# Summarize draws from specific chains

Hi,

When summarizing model output (e.g., using “print” on an rstan object), is there a way to only summarize draws from specific chains / exclude specific chains from the summary & calculation of n_eff and r-hat?

1 Like

I don’t think it’s natively supported in `rstan`, but you can do it via the `subset_draws` function in the `posterior` package: https://github.com/stan-dev/posterior

``````library(posterior)

# Convert rstan object to array of samples
fit_draws = as_draws(fit)

# Extract first two chains
draws_12 = subset_draws(fit_draws,chain=1:2)

# Summarise first two chains
summarise_draws(draws_12)
``````

Or in one line:

``````summarise_draws(subset_draws(as_draws(fit),chain=1:2))
``````
4 Likes

@jonah Is this the most efficient way of summarising a subset of chains from a `stanfit` object with `posterior`? Still getting used to the package

1 Like

Thanks!

Is there a way to quickly extract specific parameters? e.g. in rstan can simply specify “pars” argument

Yep, using the `variable = ` option of the `subset_draws` command:

``````library(posterior)

# Convert rstan object to array of samples
fit_draws = as_draws(fit)

# Extract first two chains, and only the "mu" & "tau" parameters
draws_12 = subset_draws(fit_draws,chain=1:2,variable=c("mu","tau"))

# Summarise first two chains
summarise_draws(draws_12)
``````
3 Likes

Sorry for the slow reply! Yeah I think using `subset_draws()` is the way to go.
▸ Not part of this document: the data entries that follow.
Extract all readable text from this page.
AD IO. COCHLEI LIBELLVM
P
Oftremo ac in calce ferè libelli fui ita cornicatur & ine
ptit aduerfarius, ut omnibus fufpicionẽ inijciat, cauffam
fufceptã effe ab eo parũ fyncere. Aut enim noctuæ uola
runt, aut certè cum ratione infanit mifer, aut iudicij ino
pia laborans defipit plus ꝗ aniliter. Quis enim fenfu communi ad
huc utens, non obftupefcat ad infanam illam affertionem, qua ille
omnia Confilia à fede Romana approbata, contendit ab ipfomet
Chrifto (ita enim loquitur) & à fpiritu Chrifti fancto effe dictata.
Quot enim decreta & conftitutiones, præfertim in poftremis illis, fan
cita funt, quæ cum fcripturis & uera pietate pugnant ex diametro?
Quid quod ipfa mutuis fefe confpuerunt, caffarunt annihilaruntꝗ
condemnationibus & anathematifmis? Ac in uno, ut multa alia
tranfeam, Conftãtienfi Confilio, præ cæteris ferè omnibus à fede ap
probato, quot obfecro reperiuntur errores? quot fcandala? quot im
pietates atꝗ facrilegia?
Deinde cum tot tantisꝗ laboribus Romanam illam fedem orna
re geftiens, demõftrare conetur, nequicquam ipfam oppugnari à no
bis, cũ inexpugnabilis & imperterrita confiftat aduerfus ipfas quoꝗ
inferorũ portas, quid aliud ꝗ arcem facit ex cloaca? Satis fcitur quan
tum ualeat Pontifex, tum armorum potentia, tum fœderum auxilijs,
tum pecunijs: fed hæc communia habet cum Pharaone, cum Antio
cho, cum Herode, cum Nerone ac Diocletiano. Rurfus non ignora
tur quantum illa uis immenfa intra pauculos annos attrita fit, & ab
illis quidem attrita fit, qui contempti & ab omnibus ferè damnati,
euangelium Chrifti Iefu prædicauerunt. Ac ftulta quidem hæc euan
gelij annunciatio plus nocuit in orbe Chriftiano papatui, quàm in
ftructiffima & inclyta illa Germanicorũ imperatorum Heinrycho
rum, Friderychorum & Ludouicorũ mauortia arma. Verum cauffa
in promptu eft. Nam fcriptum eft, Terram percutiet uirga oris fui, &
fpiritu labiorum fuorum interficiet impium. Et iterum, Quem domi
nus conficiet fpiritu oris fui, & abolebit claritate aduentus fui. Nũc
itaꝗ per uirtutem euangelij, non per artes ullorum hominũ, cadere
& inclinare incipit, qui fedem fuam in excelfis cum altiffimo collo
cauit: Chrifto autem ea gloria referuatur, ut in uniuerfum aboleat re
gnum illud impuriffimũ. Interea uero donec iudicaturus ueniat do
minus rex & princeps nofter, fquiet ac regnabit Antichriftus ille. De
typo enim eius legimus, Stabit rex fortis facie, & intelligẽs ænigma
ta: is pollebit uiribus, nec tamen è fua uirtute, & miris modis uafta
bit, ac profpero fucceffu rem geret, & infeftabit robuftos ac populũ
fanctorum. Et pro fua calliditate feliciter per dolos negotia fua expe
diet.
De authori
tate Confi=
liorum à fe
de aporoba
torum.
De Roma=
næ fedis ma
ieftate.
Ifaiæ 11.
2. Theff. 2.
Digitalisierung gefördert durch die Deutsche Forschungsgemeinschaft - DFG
Alternatively you could first just get the subset of chains from rstan using `as.array(fit)[,1:2,]` and then pass that to posterior, which saves you having to call `subset_draws()`. But `subset_draws()` shouldn’t be super inefficient or anything.

3 Likes

I am trying to focus on a subset of chains, as the OP was doing, and I am getting this error message:

``````> stan_mcmc_fpp_123 <- subset_draws( as_draws(stan_data_fpp), chain=1:3)
Error: All variables in all chains must have the same length.
``````

(Chain 4 did not get anywhere close to mixing with others, it’s just a straight line on traceplots, and judging from the slope, it would take it at least 20,000 draws to get there; all draws were divergent after the warmup, so maybe `rstan::sampling()` did not really save that much. The successful chains took ~4 hours each to run, so at the moment I kinda want to make do with chains 1:3.)

I’d second an opinion that it is worth adding `chains=numeric_vector` to the methods like `stanfit.summary`, but I understand it is a lot of refactoring.